Desconfíen siempre del Gobierno

Lance Armstrong y la triple B menos

Parece finalmente que ese fenómeno de la naturaleza que era Lance Armstrong seguía un programa de dopaje complejo y sofisticado que consiguió, durante años, engañar a las autoridades deportivas. Ahora que todo está saliendo al descubierto, amenazan con retirarle siete tours y una medalla olímpica de oro. El ciclista va a pasar de los libros de Historia a los anales de la infamia.

De la triple A a la triple B y bajando…

El Reino de España gozaba hasta hace poco de la mejor calificación crediticia posible: AAA. Sin embargo esta misma semana Standard & Poors (S&P) se la acaba de rebajar al nivel BBB-. Después de esta última nota, viene la temida de BB+ que introduce a los bonos españoles entre las denominadas inversiones especulativas o bonos basura. No crean que eso ya es el infierno, se puede seguir cayendo hasta la CCC de Grecia o, aún peor, la D con que se califican los títulos impagados. Digamos que estamos en el purgatorio de los altos tipos de interés para financiar el déficit público.

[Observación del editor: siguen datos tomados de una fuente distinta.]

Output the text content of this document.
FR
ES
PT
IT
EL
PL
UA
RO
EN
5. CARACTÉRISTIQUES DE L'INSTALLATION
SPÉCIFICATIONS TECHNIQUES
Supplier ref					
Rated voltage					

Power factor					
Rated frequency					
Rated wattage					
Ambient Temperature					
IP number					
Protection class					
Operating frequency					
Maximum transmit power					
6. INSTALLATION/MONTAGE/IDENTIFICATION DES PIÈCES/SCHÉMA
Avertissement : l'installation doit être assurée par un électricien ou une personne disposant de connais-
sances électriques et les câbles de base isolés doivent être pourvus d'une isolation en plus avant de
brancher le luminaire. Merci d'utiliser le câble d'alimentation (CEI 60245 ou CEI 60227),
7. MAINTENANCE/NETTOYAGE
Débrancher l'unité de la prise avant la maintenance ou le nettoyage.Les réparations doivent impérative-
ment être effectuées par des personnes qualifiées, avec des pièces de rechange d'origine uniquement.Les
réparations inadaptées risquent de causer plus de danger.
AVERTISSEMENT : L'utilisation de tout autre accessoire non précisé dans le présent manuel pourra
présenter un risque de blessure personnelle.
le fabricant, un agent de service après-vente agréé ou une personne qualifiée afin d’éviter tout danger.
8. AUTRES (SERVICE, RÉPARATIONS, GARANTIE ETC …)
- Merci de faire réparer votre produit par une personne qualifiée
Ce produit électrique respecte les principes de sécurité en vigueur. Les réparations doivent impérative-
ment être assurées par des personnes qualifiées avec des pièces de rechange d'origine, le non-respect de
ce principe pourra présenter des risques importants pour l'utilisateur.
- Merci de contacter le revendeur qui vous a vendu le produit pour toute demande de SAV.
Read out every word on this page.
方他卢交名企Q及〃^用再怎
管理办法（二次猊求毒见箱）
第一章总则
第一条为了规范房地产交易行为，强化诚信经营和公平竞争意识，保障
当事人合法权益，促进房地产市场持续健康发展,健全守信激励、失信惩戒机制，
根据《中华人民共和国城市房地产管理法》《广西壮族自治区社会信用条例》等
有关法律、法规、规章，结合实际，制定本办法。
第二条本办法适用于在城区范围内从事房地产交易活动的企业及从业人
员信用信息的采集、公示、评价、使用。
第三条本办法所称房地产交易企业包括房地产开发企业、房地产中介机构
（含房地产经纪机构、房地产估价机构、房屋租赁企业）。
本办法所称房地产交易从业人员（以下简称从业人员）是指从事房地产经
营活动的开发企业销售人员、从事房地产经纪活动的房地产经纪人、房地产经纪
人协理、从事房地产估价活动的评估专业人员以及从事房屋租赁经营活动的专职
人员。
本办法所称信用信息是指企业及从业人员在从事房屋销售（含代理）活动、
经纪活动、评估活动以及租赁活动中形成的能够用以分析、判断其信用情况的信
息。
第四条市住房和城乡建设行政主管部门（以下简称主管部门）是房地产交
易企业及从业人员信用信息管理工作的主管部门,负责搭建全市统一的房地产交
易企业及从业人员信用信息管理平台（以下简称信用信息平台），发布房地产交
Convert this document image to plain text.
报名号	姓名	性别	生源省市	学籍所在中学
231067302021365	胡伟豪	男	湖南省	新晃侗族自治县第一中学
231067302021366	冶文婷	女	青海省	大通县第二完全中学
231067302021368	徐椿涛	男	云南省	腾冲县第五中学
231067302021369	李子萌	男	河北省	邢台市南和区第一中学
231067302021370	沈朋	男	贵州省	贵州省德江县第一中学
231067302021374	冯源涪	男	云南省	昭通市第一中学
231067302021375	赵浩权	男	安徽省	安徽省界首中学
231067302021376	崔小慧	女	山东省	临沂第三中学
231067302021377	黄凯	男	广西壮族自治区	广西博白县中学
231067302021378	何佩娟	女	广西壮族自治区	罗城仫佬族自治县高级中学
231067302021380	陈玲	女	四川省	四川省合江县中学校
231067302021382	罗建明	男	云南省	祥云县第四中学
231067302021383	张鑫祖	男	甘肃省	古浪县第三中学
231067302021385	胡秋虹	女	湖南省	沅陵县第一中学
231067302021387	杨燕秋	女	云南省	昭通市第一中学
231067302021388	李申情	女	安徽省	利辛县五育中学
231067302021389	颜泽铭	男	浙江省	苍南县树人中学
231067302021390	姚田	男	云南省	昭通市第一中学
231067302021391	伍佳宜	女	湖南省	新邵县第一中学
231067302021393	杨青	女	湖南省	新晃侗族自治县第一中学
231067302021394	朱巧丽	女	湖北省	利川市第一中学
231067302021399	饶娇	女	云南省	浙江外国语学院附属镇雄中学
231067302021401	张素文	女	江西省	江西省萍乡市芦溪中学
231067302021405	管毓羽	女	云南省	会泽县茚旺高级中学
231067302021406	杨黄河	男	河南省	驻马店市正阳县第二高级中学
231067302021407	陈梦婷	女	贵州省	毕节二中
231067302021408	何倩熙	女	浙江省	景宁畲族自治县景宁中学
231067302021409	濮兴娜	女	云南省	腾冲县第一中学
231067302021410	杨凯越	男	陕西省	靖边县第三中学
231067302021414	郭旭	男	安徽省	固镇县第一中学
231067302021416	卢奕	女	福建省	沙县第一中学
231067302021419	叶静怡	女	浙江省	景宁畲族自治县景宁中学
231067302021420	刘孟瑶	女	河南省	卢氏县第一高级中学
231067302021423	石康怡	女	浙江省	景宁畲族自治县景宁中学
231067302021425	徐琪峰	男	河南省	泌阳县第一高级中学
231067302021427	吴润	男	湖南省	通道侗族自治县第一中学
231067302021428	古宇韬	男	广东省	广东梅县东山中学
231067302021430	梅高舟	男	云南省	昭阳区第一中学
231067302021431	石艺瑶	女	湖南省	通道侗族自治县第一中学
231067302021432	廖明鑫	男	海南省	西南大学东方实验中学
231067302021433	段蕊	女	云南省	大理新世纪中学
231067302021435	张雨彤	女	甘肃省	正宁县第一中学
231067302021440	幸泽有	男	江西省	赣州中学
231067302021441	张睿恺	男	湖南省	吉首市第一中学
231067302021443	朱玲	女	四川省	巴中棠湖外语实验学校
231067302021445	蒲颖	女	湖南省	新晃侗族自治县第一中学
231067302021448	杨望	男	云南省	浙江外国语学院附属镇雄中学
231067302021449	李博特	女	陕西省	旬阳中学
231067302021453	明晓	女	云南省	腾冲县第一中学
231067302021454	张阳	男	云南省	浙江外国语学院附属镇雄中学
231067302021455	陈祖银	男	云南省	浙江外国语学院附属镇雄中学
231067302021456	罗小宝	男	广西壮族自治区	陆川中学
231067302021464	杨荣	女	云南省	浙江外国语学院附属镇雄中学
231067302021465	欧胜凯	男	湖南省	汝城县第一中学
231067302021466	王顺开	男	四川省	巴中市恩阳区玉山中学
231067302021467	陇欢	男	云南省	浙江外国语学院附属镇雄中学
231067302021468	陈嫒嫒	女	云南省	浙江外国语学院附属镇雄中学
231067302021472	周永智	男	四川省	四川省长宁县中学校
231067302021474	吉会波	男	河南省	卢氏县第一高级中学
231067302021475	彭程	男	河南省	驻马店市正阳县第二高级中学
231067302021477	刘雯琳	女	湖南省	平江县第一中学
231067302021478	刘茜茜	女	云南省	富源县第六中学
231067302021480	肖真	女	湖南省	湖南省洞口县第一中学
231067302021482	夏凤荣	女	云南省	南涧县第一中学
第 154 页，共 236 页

La pregunta es ¿cómo hemos podido caer tan bajo en tan poco tiempo. Pues mire usted, que decía aquel presidente del Gobierno, porque durante años hemos utilizado las mismas técnicas que Lance Armstrong para estar en lo alto del pódium, pero tal vez haya una diferencia entre la forma de actuar de Armstrong y el de las autoridades económicas españolas y europeas: el primero parece que engañó a todos, las segundas sólo a sus electorados, porque hubo quienes avisaron del nivel de dopaje que llevaban nuestras economías. En ambos casos, el ciclista y las autoridades, se engañaron a si mismos y esperaron que el tiempo lo tapase todo.

Esas pastillitas tan ricas

La economía española ha estado dopada a base de crédito fácil. El Banco Central Europeo optó por una política monetaria laxa que permitió a las administraciones públicas gastar sin cobrar los impuestos que habrían correspondido a dicho nivel de gasto. Permitió, además, que las clases trabajadoras, cuyos salarios se habían deteriorado mucho en los últimos treinta años, mantuvieran, o incluso incrementasen, un nivel de consumo que no se correspondía con dichos salarios. El gasto público favoreció a las actividades económicas dedicadas a proveer bienes y servicios a las administraciones públicas en detrimento de otras, más orientadas a satisfacer las demandas del público en general. En el fondo un cuadro típico, desde un enfoque keynesiano, de los que se explican en algunas facultades para salir de las crisis: política monetaria expansiva (liquidez abundante) y política fiscal expansiva (déficit público). El problema es que si esa fórmula expansiva funcionara, como gustan de defender los economistas keynesianos aunque no lo hace, sería, según ellos mismos, en una situación de crisis. Sin embargo, esta fórmula se ha utilizado como política habitual. Algo así como los ciclistas que dan positivo en los controles de dopaje y afirman que era una medicina que no han dejado de tomar desde que estuvieron enfermos. Nos hemos acostumbrado a subir cuestas sin esfuerzo y a ver quién es el guapo, que diría el castizo, que nos retira ahora esas pastillitas que tan bien nos sentaban.